The first pilot is called “GoDrive” an on-demand car sharing service that is being started in London. Ford will place 50 cars in 20 locations around the city, offering one-way rentals and guaranteed parking.
“Customers love guaranteed parking!” enthused Fields. “We also learned a number of lessons about the use of a smartphone app for the service - it needs to be easy to find cars, to find the parking spot and to find pricing.”
Another pilot scheme that will be launched in a number of cities in the USA as well as in London is peer-to-peer car sharing from Ford Credit. The scheme will provide a way for customers to rent their vehicles to others for short term use. Ford is partnering with Get Around in the USA and Easy Car Club in London and the programme will open up to 14,000 customers in 6 cities in the US and 12,000 customers in London.

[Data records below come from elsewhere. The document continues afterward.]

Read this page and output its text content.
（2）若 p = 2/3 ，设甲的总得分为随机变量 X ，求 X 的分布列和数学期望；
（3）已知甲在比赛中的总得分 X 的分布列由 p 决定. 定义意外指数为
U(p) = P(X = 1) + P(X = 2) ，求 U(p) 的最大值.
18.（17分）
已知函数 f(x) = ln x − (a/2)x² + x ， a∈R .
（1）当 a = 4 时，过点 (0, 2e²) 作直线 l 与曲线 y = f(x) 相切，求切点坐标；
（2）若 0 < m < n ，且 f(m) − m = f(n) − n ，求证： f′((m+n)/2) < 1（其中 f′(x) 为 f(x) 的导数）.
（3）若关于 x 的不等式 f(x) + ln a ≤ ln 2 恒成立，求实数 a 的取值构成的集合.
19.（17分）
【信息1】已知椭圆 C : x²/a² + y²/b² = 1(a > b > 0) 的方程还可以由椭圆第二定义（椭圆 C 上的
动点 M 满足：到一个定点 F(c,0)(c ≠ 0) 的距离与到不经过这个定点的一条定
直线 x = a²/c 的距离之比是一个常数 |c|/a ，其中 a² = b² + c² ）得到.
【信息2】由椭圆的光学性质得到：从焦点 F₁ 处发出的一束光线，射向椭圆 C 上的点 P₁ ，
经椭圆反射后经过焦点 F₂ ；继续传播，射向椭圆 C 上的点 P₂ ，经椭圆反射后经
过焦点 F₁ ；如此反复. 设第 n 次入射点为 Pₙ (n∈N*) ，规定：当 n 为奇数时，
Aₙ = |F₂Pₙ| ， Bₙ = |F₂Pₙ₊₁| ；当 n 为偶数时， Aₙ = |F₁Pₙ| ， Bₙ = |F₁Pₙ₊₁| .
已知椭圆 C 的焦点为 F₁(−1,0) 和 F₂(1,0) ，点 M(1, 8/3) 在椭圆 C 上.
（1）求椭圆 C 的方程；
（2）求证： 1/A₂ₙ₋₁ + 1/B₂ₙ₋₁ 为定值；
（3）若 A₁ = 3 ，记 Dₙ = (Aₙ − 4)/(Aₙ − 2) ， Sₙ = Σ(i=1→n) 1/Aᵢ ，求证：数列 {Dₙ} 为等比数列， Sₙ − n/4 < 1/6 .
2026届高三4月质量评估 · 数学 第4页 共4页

“Think about this as AirBnB for cars!” said Fields, before going on to describe the final initiative that the company is putting in place - multi-modal urban mobility solutions.
“In many cities driving from home to work simply doesn't work,” said Fields. Because of the expanding population, with more people living in cities, solutions that require several different modes of transport to get places are going to become increasingly common.
“While this (expanding urban population) may be a terrific opportunity for us to sell more vehicles to them, the way we engage with these customers might be different than in the past,” he said.
“Urban solutions to gridlock, parking, and the air quality challenges - it HAS to be multi-modal. And one of those modes is electric bikes - eBikes.”
Ford has unveiled three eBike concepts - the private MoDe:Me, the commercial MoDe:Pro and the lifestyle MoDe:Flex. All the eBikes can be disassembled and easily stored in a car (or a delivery vehicle, in the case of the MoDe:Pro) allowing the driver to park on the outskirts of a city and ride to their final destination.
All the eBikes connect to a smartphone app and Apple Watch app that provides weather and traffic information, “eyes-free” navigation (that uses haptic feedback in the handlebars to indicate a turn to the rider) and a “no sweat” mode that increases the rate of electric pedal assistance depending on the rider heart rate.
“We have made significant progress since starting Smart Mobility six months ago,” said Fields. “And we are shifting from experimentation to implement two strategic areas of focus - flexible use and ownership and multi-modal urban mobility solutions.
“As we enter one of the most transformative periods in our history, we are driving innovation in every part of our business as an automotive company AND as a mobility company, ultimately to make peoples lives better.”
The 2015 “Further with Ford” event continues over the next two days.